Link zur heutigen Strecke:

 

 

LPG-Gas ja, aber …

4. September 2015

Auf Shetland gab es kein Gas zu kaufen und unser LPG-Tank ist beinahe leer und ohne Gas gibt es weder warmes Essen noch Tee oder Kaffee.
Deshalb fahren wir in Watten voller Freude zu einer Tankstelle, die eben diesen begehrten Brennstoff anbietet. Etwas unsicher klauben wir unsere Adapterset hervor, das Anschlüsse in ganz Europa verspricht. Und wirklich, einer scheint für die Zapfstellen im „United Kingdom“ zu passen.
Aber …
Der Anschluss ist zwar richtig, aber das Verbindungsrohr zu kurz und so kann der Tankwart den Zapfhahn nicht anschliessen.
Guter Rat ist teuer.
Der hilfsbereite Mann holt diverse Gummidichtungen, um den Adapter um die knapp zwei Millimeter, die fehlen zu verlängern, doch nichts passt.
Beat sieht bereits den „worst case“, das heisst die Abreise aus Grossbritannien, als Annette die Idee hat, man könnte ja das Gewinde mit Isolierband umwickeln und so die nötige Distanz schaffen.
Der Tankwart hat tatsächlich ein Silikonband, das er um das Gewinde wickelt. Gespannt warten wir, ob das funktionniert.
Und siehe da, der Hahn lässt sich nun anhängen und die Verbindung ist dicht. So kann das Gas mit grossem Druck in unseren Tank strömen. Unsere warme Küche ist gerettet!

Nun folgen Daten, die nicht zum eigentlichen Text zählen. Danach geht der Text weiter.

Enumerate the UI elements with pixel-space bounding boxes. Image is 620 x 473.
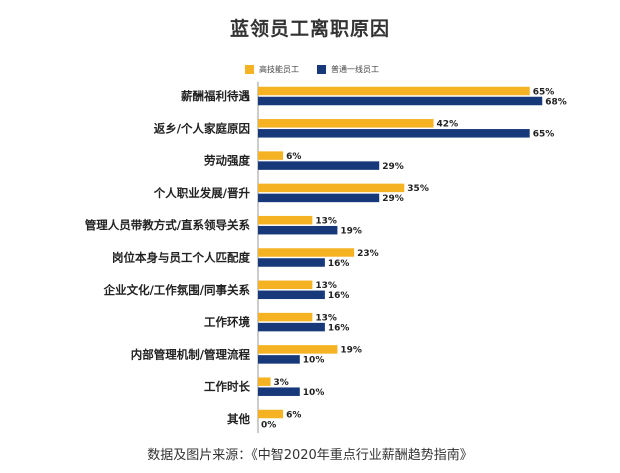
legend-label-high-skill: 高技能员工: [259, 64, 299, 74]
data-label-high-skill: 35%: [407, 184, 429, 194]
data-label-high-skill: 6%: [286, 410, 301, 420]
chart-title: 蓝领员工离职原因: [229, 18, 390, 40]
data-label-high-skill: 19%: [340, 346, 362, 356]
category-label: 个人职业发展/晋升: [153, 186, 251, 200]
bar-frontline: [258, 225, 338, 235]
legend-swatch-frontline: [317, 64, 326, 74]
category-label: 其他: [227, 412, 250, 426]
bar-high-skill: [258, 86, 530, 96]
data-label-high-skill: 42%: [437, 120, 459, 130]
category-label: 返乡/个人家庭原因: [154, 121, 250, 135]
data-label-frontline: 10%: [303, 388, 325, 398]
bar-high-skill: [258, 312, 313, 322]
legend-item-high-skill: 高技能员工: [245, 64, 299, 75]
category-label: 管理人员带教方式/直系领导关系: [85, 218, 251, 232]
data-label-frontline: 68%: [545, 97, 567, 107]
category-label: 工作时长: [204, 380, 250, 394]
legend: 高技能员工 普通一线员工: [245, 63, 397, 75]
data-label-frontline: 65%: [533, 130, 555, 140]
data-label-high-skill: 6%: [286, 152, 301, 162]
bar-frontline: [258, 355, 300, 364]
bar-frontline: [258, 322, 325, 332]
bar-frontline: [258, 96, 543, 106]
data-label-frontline: 29%: [382, 194, 404, 204]
source-note: 数据及图片来源：《中智2020年重点行业薪酬趋势指南》: [147, 448, 473, 463]
category-label: 企业文化/工作氛围/同事关系: [103, 283, 251, 297]
data-label-high-skill: 13%: [315, 281, 337, 291]
legend-item-frontline: 普通一线员工: [317, 64, 379, 75]
data-label-frontline: 16%: [328, 323, 350, 333]
bar-high-skill: [258, 119, 434, 128]
data-label-frontline: 16%: [328, 259, 350, 269]
bar-frontline: [258, 161, 380, 170]
data-label-frontline: 0%: [261, 420, 276, 430]
category-label: 岗位本身与员工个人匹配度: [112, 251, 250, 265]
category-label: 薪酬福利待遇: [181, 89, 250, 103]
bar-frontline: [258, 387, 300, 396]
data-label-frontline: 16%: [328, 291, 350, 301]
bar-high-skill: [258, 183, 405, 193]
data-label-frontline: 19%: [340, 226, 362, 236]
bar-high-skill: [258, 151, 284, 160]
legend-swatch-high-skill: [245, 64, 254, 74]
bar-high-skill: [258, 377, 271, 386]
data-label-frontline: 29%: [382, 162, 404, 172]
bar-frontline: [258, 290, 325, 300]
data-label-high-skill: 65%: [533, 87, 555, 97]
data-label-high-skill: 13%: [315, 216, 337, 226]
data-label-high-skill: 3%: [274, 378, 289, 388]
bar-frontline: [258, 129, 530, 138]
data-label-high-skill: 13%: [315, 313, 337, 323]
bar-high-skill: [258, 345, 338, 354]
category-label: 劳动强度: [204, 154, 250, 168]
bar-frontline: [258, 193, 380, 203]
bar-frontline: [258, 258, 325, 267]
legend-label-frontline: 普通一线员工: [331, 64, 379, 74]
data-label-high-skill: 23%: [357, 249, 379, 259]
bar-high-skill: [258, 248, 355, 257]
category-label: 内部管理机制/管理流程: [131, 347, 251, 361]
bar-high-skill: [258, 215, 313, 225]
bar-high-skill: [258, 409, 284, 419]
category-label: 工作环境: [204, 315, 250, 329]
data-label-frontline: 10%: [303, 356, 325, 366]
bar-chart: 薪酬福利待遇 65%68%返乡/个人家庭原因 42%65%劳动强度 6%29%个人职业…: [85, 81, 567, 434]
bar-high-skill: [258, 280, 313, 290]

Wir fahren nach Thurso, wo wir Cathy, der netten Dame vom „Tourist Information Center“, wie damals Ende Juli versprochen, Rückmeldung geben über unseren Aufenthalt auf den Shetland-Inseln.
Sie war selber noch nie dort, ist sehr interessiert an unseren Erfahrungen und stellt viele Fragen. So tragen wir unser Scherflein zur Qualitätssteigerung des Tourismusbüros bei. 😉

Link zur heutigen Strecke:

 

 

Strand von Durness und Smoo Cave

5. September 2015

Der Strand von Durness wird auf der einen Seite von roten Felsen begrenzt. Man sieht an ihm sehr schön, wie die Schichtung vertikal verläuft, die Sedimente also einst durch Faltung aufgestellt wurde. Auch der Sand hat hier eine leicht rötliche Farbe.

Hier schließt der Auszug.